ISIS has to pay for telecommunications links to route traffic through other countries. This causes ISIS to share the IP address space of those countries. Since we are talking about client access to the Internet, these are probably going through NATs of some kind. Indeed, that's how a lot of cellphone access works in third world countries -- the IP address of your phone frequently does not match that of your country, but of the country of the company providing the cellphone service (which is often outsourced). Any attempt to shut those down is going to have a huge collateral impact on other Internet users. You could take a scorched earth approach and disrupt everyone's traffic, but that's just going to increasingly isolate the United States while having little impact on ISIS. Satellite and other private radio links can be setup as fast as you bomb them.
Well, since that idea of censoring the internet wouldn't work, maybe Trump was talking about putting the blocks in place on the America side. You know, by blocking access to and from certain parts of the web so that they don't reach American users and American users can't reach them. There is a model for this, of course, though it's a bit strange to watch a Republican candidate pitch a Chinese censorship model as policy.
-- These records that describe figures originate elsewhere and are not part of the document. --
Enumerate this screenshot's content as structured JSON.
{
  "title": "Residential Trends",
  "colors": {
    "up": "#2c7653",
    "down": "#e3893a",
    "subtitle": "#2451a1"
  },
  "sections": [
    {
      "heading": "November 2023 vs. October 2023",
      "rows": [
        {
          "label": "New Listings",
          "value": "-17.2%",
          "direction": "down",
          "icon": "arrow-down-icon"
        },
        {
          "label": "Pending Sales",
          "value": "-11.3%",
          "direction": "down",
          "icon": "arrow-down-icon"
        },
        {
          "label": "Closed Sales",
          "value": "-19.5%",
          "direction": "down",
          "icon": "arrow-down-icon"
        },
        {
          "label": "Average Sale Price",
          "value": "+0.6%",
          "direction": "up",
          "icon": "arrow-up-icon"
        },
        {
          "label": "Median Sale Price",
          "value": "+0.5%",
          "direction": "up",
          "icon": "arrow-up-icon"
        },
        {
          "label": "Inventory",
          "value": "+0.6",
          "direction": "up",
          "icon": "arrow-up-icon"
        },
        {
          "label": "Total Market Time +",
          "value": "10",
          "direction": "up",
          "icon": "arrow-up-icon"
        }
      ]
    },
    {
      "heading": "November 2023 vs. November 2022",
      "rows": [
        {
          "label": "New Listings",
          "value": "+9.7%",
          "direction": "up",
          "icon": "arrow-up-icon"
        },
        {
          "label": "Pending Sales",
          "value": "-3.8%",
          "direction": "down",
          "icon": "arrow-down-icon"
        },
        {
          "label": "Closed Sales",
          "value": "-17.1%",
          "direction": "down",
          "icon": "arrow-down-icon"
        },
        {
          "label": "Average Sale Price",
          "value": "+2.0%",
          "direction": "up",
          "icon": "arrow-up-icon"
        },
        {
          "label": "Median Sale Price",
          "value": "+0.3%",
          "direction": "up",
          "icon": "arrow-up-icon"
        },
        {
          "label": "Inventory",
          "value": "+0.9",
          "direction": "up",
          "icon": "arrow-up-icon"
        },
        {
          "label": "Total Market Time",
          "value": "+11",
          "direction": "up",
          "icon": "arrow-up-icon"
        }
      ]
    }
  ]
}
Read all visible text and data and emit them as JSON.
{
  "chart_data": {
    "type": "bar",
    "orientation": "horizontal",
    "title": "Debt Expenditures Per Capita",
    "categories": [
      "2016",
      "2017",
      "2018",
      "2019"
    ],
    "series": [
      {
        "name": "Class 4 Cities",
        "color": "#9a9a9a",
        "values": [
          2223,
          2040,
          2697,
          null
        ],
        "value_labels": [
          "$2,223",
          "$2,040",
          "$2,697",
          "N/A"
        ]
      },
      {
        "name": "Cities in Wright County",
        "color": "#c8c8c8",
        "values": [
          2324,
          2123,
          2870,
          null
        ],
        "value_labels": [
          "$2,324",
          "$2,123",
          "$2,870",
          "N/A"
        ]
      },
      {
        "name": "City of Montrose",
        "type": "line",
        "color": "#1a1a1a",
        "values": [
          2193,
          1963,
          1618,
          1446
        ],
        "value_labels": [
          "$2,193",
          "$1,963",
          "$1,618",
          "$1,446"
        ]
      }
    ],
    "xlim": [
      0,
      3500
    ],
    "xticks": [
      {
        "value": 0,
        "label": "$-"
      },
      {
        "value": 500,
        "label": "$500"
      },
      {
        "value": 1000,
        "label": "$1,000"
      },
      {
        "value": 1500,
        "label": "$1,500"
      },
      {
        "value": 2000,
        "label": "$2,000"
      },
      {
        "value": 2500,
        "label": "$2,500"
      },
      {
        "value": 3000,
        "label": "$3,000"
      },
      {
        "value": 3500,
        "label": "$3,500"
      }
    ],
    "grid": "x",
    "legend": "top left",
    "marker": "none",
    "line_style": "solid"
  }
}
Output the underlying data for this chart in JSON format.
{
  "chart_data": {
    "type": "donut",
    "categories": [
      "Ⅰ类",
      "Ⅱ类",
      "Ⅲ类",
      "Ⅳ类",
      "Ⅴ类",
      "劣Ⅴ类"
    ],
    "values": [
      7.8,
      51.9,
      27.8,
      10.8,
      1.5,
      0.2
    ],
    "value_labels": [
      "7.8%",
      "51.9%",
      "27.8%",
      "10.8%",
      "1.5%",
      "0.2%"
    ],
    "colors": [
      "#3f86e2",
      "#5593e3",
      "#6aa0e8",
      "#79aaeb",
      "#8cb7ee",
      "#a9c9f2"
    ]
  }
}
Of course, if we really wanted to exclude ISIS from the US internet, there is a model of how to do it: China's Great Firewall. That's the censorship regime the Chinese government uses to try to keep subversive ideas like democracy and human rights out of their country. In principle, we could adopt the same tactics here in the United States, building a virtual wall around the United States and filtering all of the information flowing in and out of the country to try to prevent jihadists from communicating with Americans.It also still wouldn't work, because, again, the internet routes around censorship. Anyone that believes that the great firewall of China hasn't been penetrated is laughably naive. It may have limited access, but it hasn't cut it off. And that's in China, where there isn't a built-in fundamental value into the history of the citizenry centered around free speech and free access to information. So, not only an inept idea, but against the very Constitution that Trump would be swearing to defend.
And for this to work, we'd have to not only prevent ISIS members from posting on US websites but also prevent impressionable Americans from browsing websites the US government deems too ISIS-friendly. This would, of course, be a massive violation of the First Amendment, and Americans are unlikely to stand for the US government deciding which websites they're allowed to read.
Look, we make a habit around these parts of not ragging on either Republicans or Democrats, because that isn't what this site is about. And fortunately, this post has done neither, because Trump is neither conservative nor liberal. He's just a guy whose only ideas seem to be censorious and authoritarian. Given his wish to censor the internet, I'd say he's disqualified himself from the office.